Just in case any of it rings a bell with you, it was an Olympic sprint event. Hopes were high for one particular athlete (the name Redman comes to mind, but that might be way off base), who had missed out on selection the previous time around, bpmbed out during the heats the time before that and would almost certainly be too old next time. He had worked really hard to make it, and this was to be the year he came home with the gold. He took off out of the starting blocks like a bat out of hell, only to tear something halfway down the track. So determined was he not miss out on what would no doubt be his only opportunity to cross the finish line in an Olympic final, he began hobbling his way down the track. His father scrambled onto the track to help him. At first, aware that he would be disqualified, were he to accept assistance, the athlete waved his Dad away. But he had to accept that he wasn't going to make it alone and the two of them defiantly crossed that line arm in arm - the broken athlete and his proud Dad, both weeping openly.

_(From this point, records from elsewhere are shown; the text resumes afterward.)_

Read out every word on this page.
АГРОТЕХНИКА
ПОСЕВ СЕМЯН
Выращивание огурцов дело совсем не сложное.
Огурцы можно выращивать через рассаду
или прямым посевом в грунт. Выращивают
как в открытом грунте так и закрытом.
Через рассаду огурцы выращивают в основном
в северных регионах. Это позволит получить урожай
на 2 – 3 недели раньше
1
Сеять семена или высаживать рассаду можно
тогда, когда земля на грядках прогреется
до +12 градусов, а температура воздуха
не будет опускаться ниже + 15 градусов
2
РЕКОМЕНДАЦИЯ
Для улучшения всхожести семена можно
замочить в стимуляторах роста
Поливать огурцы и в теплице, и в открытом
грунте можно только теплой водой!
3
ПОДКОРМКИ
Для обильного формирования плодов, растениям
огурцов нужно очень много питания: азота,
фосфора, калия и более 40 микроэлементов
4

Of course, as you will have noted from my recent post, I'm a sucker for sporting heroism, and somewhat lacking in the cycnicism gene.

Sometimes, both parents and teachers find themselves in the position of needing to encourage or motivate a child/student who feels like giving up. I have a son who is very easily discouraged, and I have found anecdotes like these very helpful. On one occasion, he and I wept through the scene in the book Goodbye Mr Chips, where the dying Mr Chips quietly calls the register of all "his" boys in response to disprove someone's remark that Mr Chips had never had any children. Ever tried reading aloud with a lump like a cricket ball in your throat?

Then there are stories like this one:

Or any of these stories (which are admittedly very US-centric). YouTube can be a very useful tool for getting a message across in 3 minutes that would take you half an hour to explain.

Do you know of someone who could do with a little inspiring today?